Sami Angawi tied his thinning, graying hair behind his head in a ponytail, and he draped himself in undulating Hejazi robes, not the flat white uniform of Saudi national dress. He looked like a Saudi hippie. He adhered to Sufism, a school of Islam that emphasized diversity and individual spiritual experience. He had been born in Mecca to a traditional family of mutawwafs, or “pilgrimage guides,” an ancient vocation in decline in the age of Hajj package air-hotel tours and Saudi nationalization (by the 1990s, a federal ministry administered most aspects of the pilgrimage). At the University of Texas, Angawi studied architecture and urban planning; he wrote a master’s thesis about a possible renovation of Mecca that would emphasize historical preservation, pedestrian zones, and environmental conservation.

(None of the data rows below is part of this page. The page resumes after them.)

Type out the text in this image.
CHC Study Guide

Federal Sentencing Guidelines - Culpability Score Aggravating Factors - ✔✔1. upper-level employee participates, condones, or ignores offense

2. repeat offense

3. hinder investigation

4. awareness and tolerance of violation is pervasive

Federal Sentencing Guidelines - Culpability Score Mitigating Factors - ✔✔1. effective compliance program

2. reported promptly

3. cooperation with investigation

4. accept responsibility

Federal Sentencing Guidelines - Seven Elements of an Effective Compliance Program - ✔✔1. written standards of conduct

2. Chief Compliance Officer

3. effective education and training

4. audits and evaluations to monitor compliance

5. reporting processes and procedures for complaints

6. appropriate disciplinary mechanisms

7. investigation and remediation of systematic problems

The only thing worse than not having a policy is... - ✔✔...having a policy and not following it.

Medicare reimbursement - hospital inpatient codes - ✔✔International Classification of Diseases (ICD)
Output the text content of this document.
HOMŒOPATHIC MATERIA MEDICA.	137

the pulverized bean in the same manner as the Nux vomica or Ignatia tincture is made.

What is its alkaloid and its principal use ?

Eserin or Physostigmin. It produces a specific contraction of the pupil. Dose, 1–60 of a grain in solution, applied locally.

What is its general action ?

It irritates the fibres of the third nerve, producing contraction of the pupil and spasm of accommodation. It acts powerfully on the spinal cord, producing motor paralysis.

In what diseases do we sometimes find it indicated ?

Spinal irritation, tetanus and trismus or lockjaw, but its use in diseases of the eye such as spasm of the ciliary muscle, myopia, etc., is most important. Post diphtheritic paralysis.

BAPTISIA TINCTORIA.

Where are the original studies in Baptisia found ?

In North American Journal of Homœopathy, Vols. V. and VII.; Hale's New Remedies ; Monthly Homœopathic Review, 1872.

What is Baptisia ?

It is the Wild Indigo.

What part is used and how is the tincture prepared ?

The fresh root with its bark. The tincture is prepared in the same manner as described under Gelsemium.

In 1975 he returned to Saudi Arabia to form and supervise a Hajj Research Center at King Abdulaziz University in Jeddah. Its goal, approved by the Saudi government, was “to preserve the natural environment as created by God and the Islamic environment of the two holy cities.” This was a tricky principle to interpret on Saudi ground, since if Angawi advocated historical conservation per se, he would run afoul of the religious establishment’s opposition to false monuments. Still, he believed that he could see a way forward. Angawi and his staff carried out surveys in Jakarta, Karachi, Cairo, and elsewhere, trying to document the experiences and desires of Muslim pilgrims in all of their heterodoxy. He incorporated this research into his evolving plans for Mecca and Medina. In his vision, influenced by environmentally conscious European urban planning, automobiles and buses would be excluded from the two city centers—vehicles would park on the perimeter, and pilgrims would flood through the worship areas on foot, praying not only at the mosques but also in parks and in traditional, renovated souks.7
This was not, of course, the image of Mecca and Medina’s future that King Fahd or the Bin Ladens had in mind as they undertook their massive renovations. Angawi was not a radical—he tried to work within the Saudi system, and he earned a lucrative living as an architect, enough to design and construct a stunning traditional Hejazi home in a wealthy neighborhood of Jeddah. Yet he had given much of his professional life to the proposition that Mecca and Medina need not succumb to the same soulless sprawl that was engulfing every other city in Saudi Arabia. He tried to suggest the purchase of Westinghouse fast trains that could speed large numbers of pilgrims between Mecca and Medina. He produced a film about the worsening traffic problems in the holy cities.